FIG. 1: Calculation of adhesion energy from AFM measurements.

FIG. 2: Force vs distance curve for FFD against a non anodised aluminium surface in HPFP.

FIG. 3: Energy map for the interaction between FFD and a non anodised aluminium surface in HPFP.

FIG. 4: Energy map for the interaction between FFD and an anodised aluminium surface in HPFP.

FIG. 5: Force vs distance curve for FFD against the surface of sample 1 in HPFP.

FIG. 6: Summary of adhesion energies for coated and uncoated samples.

Claims

1. An device for dispensing a drug by inhalation wherein the device or components thereof are coated by a cold plasma coating process characterized in that the coating is a fluorinated acrylate compound or a mixture thereof.

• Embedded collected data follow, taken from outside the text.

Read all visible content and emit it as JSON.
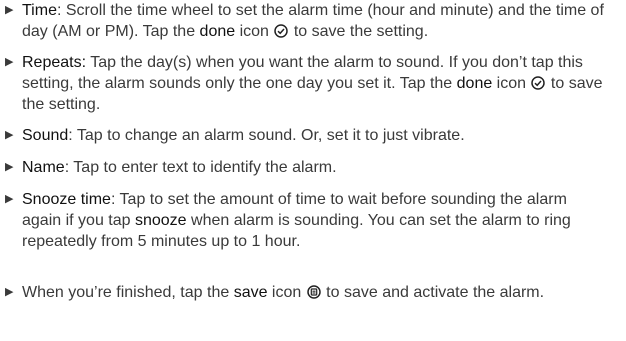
{
  "items": [
    {
      "term": "Time",
      "sep": ": ",
      "text1": "Scroll the time wheel to set the alarm time (hour and minute) and the time of day (AM or PM). Tap the ",
      "kw1": "done",
      "text2": " icon ",
      "icon": "checkmark-circle-icon",
      "text3": " to save the setting."
    },
    {
      "term": "Repeats:",
      "sep": " ",
      "text1": "Tap the day(s) when you want the alarm to sound. If you don’t tap this setting, the alarm sounds only the one day you set it. Tap the ",
      "kw1": "done",
      "text2": " icon ",
      "icon": "checkmark-circle-icon",
      "text3": " to save the setting."
    },
    {
      "term": "Sound",
      "sep": ": ",
      "text1": "Tap to change an alarm sound. Or, set it to just vibrate."
    },
    {
      "term": "Name",
      "sep": ": ",
      "text1": "Tap to enter text to identify the alarm."
    },
    {
      "term": "Snooze time",
      "sep": ": ",
      "text1": "Tap to set the amount of time to wait before sounding the alarm again if you tap ",
      "kw1": "snooze",
      "text2": " when alarm is sounding. You can set the alarm to ring repeatedly from 5 minutes up to 1 hour."
    },
    {
      "text1": "When you’re finished, tap the ",
      "kw1": "save",
      "text2": " icon ",
      "icon": "save-circle-icon",
      "text3": " to save and activate the alarm."
    }
  ]
}
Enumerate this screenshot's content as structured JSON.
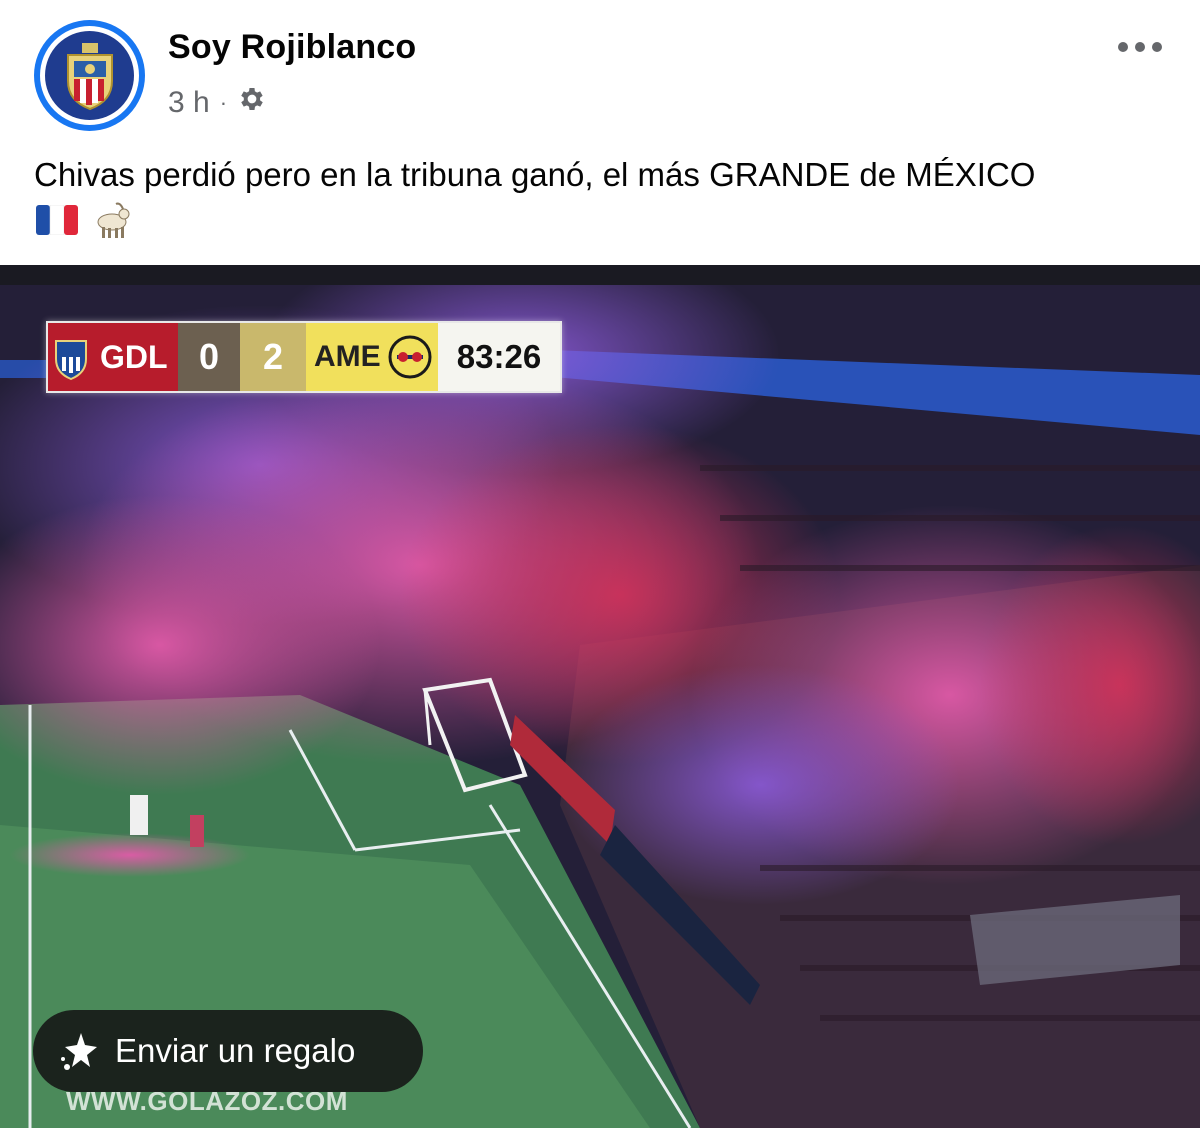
{
  "post": {
    "page_name": "Soy Rojiblanco",
    "time": "3 h",
    "separator": "·",
    "privacy_icon": "gear-icon",
    "more_icon": "more-horizontal-icon",
    "caption": "Chivas perdió pero en la tribuna ganó, el más GRANDE de MÉXICO",
    "emojis": [
      "france-flag-icon",
      "goat-icon"
    ]
  },
  "photo": {
    "scoreboard": {
      "home": "GDL",
      "home_score": "0",
      "away_score": "2",
      "away": "AME",
      "clock": "83:26"
    },
    "watermark": "WWW.GOLAZOZ.COM"
  },
  "gift_button": {
    "label": "Enviar un regalo",
    "icon": "gift-sparkle-icon"
  },
  "colors": {
    "accent": "#1877f2",
    "text_primary": "#050505",
    "text_secondary": "#65676b"
  }
}
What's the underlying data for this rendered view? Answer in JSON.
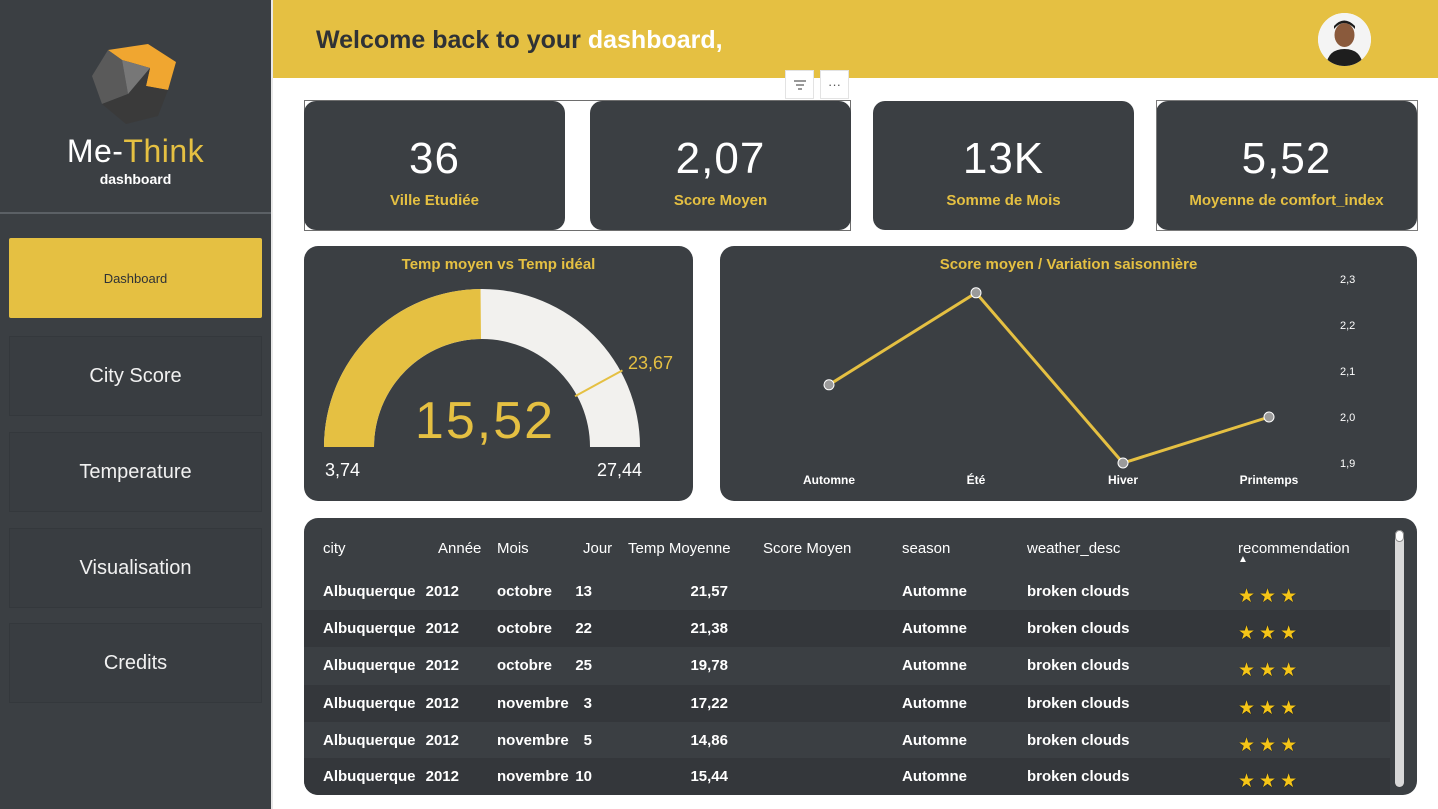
{
  "brand": {
    "name_part1": "Me-",
    "name_part2": "Think",
    "subtitle": "dashboard"
  },
  "nav": [
    {
      "label": "Dashboard",
      "active": true
    },
    {
      "label": "City Score"
    },
    {
      "label": "Temperature"
    },
    {
      "label": "Visualisation"
    },
    {
      "label": "Credits"
    }
  ],
  "header": {
    "welcome_prefix": "Welcome back to your ",
    "welcome_highlight": "dashboard,"
  },
  "toolbar": {
    "filter_icon": "filter-icon",
    "more_icon": "more-options-icon",
    "more_glyph": "···"
  },
  "kpis": [
    {
      "value": "36",
      "label": "Ville Etudiée"
    },
    {
      "value": "2,07",
      "label": "Score Moyen"
    },
    {
      "value": "13K",
      "label": "Somme de Mois"
    },
    {
      "value": "5,52",
      "label": "Moyenne de comfort_index"
    }
  ],
  "gauge": {
    "title": "Temp moyen vs Temp idéal",
    "value": "15,52",
    "min": "3,74",
    "max": "27,44",
    "target": "23,67",
    "value_num": 15.52,
    "min_num": 3.74,
    "max_num": 27.44,
    "target_num": 23.67,
    "fill_color": "#e5c042",
    "track_color": "#f2f1ee"
  },
  "chart_data": {
    "type": "line",
    "title": "Score moyen / Variation saisonnière",
    "categories": [
      "Automne",
      "Été",
      "Hiver",
      "Printemps"
    ],
    "values": [
      2.07,
      2.27,
      1.9,
      2.0
    ],
    "ylim": [
      1.9,
      2.3
    ],
    "yticks": [
      "2,3",
      "2,2",
      "2,1",
      "2,0",
      "1,9"
    ],
    "ytick_values": [
      2.3,
      2.2,
      2.1,
      2.0,
      1.9
    ],
    "line_color": "#e5c042",
    "marker_color": "#9b9b9b",
    "axis_position": "right",
    "grid": false
  },
  "table": {
    "columns": [
      "city",
      "Année",
      "Mois",
      "Jour",
      "Temp Moyenne",
      "Score Moyen",
      "season",
      "weather_desc",
      "recommendation"
    ],
    "sort_indicator": "▲",
    "rows": [
      [
        "Albuquerque",
        "2012",
        "octobre",
        "13",
        "21,57",
        "",
        "Automne",
        "broken clouds",
        "★★★"
      ],
      [
        "Albuquerque",
        "2012",
        "octobre",
        "22",
        "21,38",
        "",
        "Automne",
        "broken clouds",
        "★★★"
      ],
      [
        "Albuquerque",
        "2012",
        "octobre",
        "25",
        "19,78",
        "",
        "Automne",
        "broken clouds",
        "★★★"
      ],
      [
        "Albuquerque",
        "2012",
        "novembre",
        "3",
        "17,22",
        "",
        "Automne",
        "broken clouds",
        "★★★"
      ],
      [
        "Albuquerque",
        "2012",
        "novembre",
        "5",
        "14,86",
        "",
        "Automne",
        "broken clouds",
        "★★★"
      ],
      [
        "Albuquerque",
        "2012",
        "novembre",
        "10",
        "15,44",
        "",
        "Automne",
        "broken clouds",
        "★★★"
      ]
    ]
  },
  "colors": {
    "accent": "#e5c042",
    "panel": "#3b3f43",
    "sidebar": "#3b3f43"
  }
}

2. A device according to claim 1 in which the fluorinated acrylate compound is 1H, 1H, 2H, 2H heptadecafluorodecyl acrylate, 1H, 1H, 2H, 2H perfluoroctyl acrylate or 1H, 1H, 2H, 2H perfluoroctyl methacrylate.

3. A device according to claim 1 in which the can is coated.

4. A device according to claim 1 in which the stem is coated.

5. A device according to claim 1 in which the actuator is coated.

6. A device according to claim 1 in which the seals are coated.

7. A device according to claim 1 in which the drug is mometasone, ipratropium bromide, tiotropium and salts thereof, salemeterol, fluticasone propionate, beclomethasone dipropionate, reproterol, clenbuterol, rofleponide and salts, nedocromil, sodium cromoglycate, flunisolide, budesonide, formoterol fumarate dihydrate, Symbicort™ (budesonide and formoterol), 3-[2-(4-hydroxy-2-oxo-3H-1,3-benzothiazol-7-yl)ethylamino]-N-[2-[2-(4-methylphenyl)ethoxy)ethyl]propansulphonamide, terbutaline, terbutaline sulphate, salbutamol base and sulphate, fenoterol, 3-[2-(4-Hydroxy-2-oxo-3H-1,3-benzothiazol-7-yl)ethylamino]-N-[2-[2-(4-methylphenyl)ethoxy]ethyl]propanesulphonamide, hydrochloride.

8. The use of a fluorinated acrylate compound for the cold plasma coating of a medicinal device.

9. A process for coating a medicinal device with a fluorinated acrylate which comprises coating the device using a cold plasma.